The first time the three older Van Meerten children appeared with their mother onstage was in the 2007 production of “Celebration of Dance” at the Fred Kavli Theatre in Thousand Oaks.

Tiffany Van Meerten, 37, said her four children have grown up watching her perform ballet and showed an interest in the art from an early age. Van Meerten, who began taking ballet lessons at age 5, passed her love for ballet on to her children and others. For several years, she taught ballet to area preschoolers, who’ve also performed in public.

Each of her children began taking lessons that included different dance genres—jazz, hip-hop, tap, ballet—at age 3. The three older ones have stuck with ballet. Isaac’s specialty is hip-hop, his sisters said.

At the Van Meerten home last Friday, Michael Jr., quiet and shy offstage, confidently demonstrated a grand jeté— leaping across the living room floor with his legs outstretched at a 90-degree angle. He’ll perform the move as a snowflake in the weekend production.

Sophie performed a grand battement, swinging one leg in the air so that it was perpendicular to her body.

“I like doing ballet—it’s very uplifting,” she said. “I put my heart into it.
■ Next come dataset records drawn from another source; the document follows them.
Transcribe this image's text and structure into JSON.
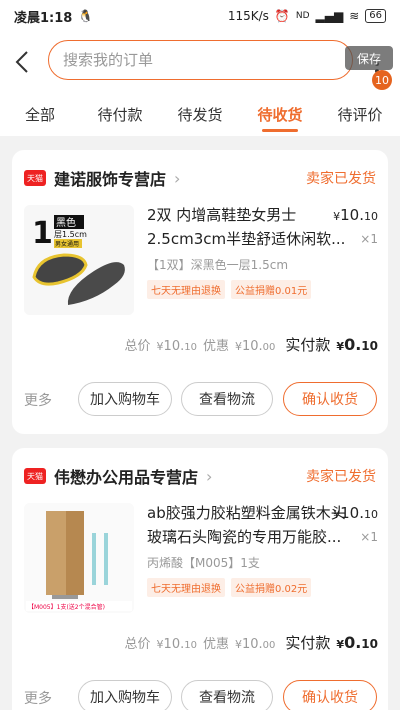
{
  "status_bar": {
    "time": "凌晨1:18",
    "speed": "115K/s",
    "battery": "66"
  },
  "header": {
    "search_placeholder": "搜索我的订单",
    "save_label": "保存",
    "badge_count": "10"
  },
  "tabs": [
    {
      "label": "全部",
      "active": false
    },
    {
      "label": "待付款",
      "active": false
    },
    {
      "label": "待发货",
      "active": false
    },
    {
      "label": "待收货",
      "active": true
    },
    {
      "label": "待评价",
      "active": false
    }
  ],
  "orders": [
    {
      "shop_badge": "天猫",
      "shop_name": "建诺服饰专营店",
      "status": "卖家已发货",
      "product_title": "2双 内增高鞋垫女男士2.5cm3cm半垫舒适休闲软...",
      "price_yen": "¥",
      "price_int": "10.",
      "price_dec": "10",
      "qty": "×1",
      "sku": "【1双】深黑色一层1.5cm",
      "image_caption_num": "1",
      "image_caption_text": "黑色",
      "image_caption_sub": "层1.5cm",
      "image_caption_tag": "男女通用",
      "tags": [
        "七天无理由退换",
        "公益捐赠0.01元"
      ],
      "total_label": "总价",
      "total_yen": "¥",
      "total_int": "10.",
      "total_dec": "10",
      "discount_label": "优惠",
      "discount_yen": "¥",
      "discount_int": "10.",
      "discount_dec": "00",
      "actual_label": "实付款",
      "actual_yen": "¥",
      "actual_int": "0.",
      "actual_dec": "10",
      "more": "更多",
      "btn_cart": "加入购物车",
      "btn_logistics": "查看物流",
      "btn_confirm": "确认收货"
    },
    {
      "shop_badge": "天猫",
      "shop_name": "伟懋办公用品专营店",
      "status": "卖家已发货",
      "product_title": "ab胶强力胶粘塑料金属铁木头玻璃石头陶瓷的专用万能胶...",
      "price_yen": "¥",
      "price_int": "10.",
      "price_dec": "10",
      "qty": "×1",
      "sku": "丙烯酸【M005】1支",
      "image_caption_text": "【M005】1支(送2个混合管)",
      "tags": [
        "七天无理由退换",
        "公益捐赠0.02元"
      ],
      "total_label": "总价",
      "total_yen": "¥",
      "total_int": "10.",
      "total_dec": "10",
      "discount_label": "优惠",
      "discount_yen": "¥",
      "discount_int": "10.",
      "discount_dec": "00",
      "actual_label": "实付款",
      "actual_yen": "¥",
      "actual_int": "0.",
      "actual_dec": "10",
      "more": "更多",
      "btn_cart": "加入购物车",
      "btn_logistics": "查看物流",
      "btn_confirm": "确认收货"
    }
  ],
  "colors": {
    "accent": "#ef6d2f",
    "tmall_red": "#e22222",
    "tag_bg": "#fdeee6"
  }
}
I just really love it, but I’m not sure I want to do it (for a living).”

Outgoing Estelle said she plans to continue with ballet until she’s at least able to “go on pointe,” or perform on the tips of her toes, which usually happens around age 12. Of her four children, Van Meerten said, Estelle is the one who says most often she wants to be a ballerina when she grows up.

Noblin said the Van Meerten children are hardworking students.

She said Sophie is a focused ballerina, progressing from intermediate to advanced, and that Estelle has stage presence.

“Don’t get me wrong; all the kids are good, but she has a certain flair,” Noblin said.

Michael is such a hard worker in class, Noblin said, that she plans to award him a scholarship soon.

Noblin awards scholarships infrequently to academy students who’ve worked at ballet for years and proven they’re motivated. Most often, it’s given to a boy because there are fewer boys than girls in the performing art and Noblin said she wants to encourage them to continue.

As for Van Meerten, she’ll sit out this public performance, cheering on the children from the audience with her son Isaac and her husband, Michael.

But she said she’ll continue performing ballet until she can no longer move.

“We’re just kind of a dancing family,” Van Meerten said. “Frankly, I don’t know what we’d do without it.”

Tickets to the Ventura County Ballet Company’s “The Nutcracker” range in price from $9 to $23.

Performances are at 2 and 7 p.m. Sat., Nov. 21 and at 2 p.m. Sun., Nov. 22 at the Oxnard Performing Arts Center.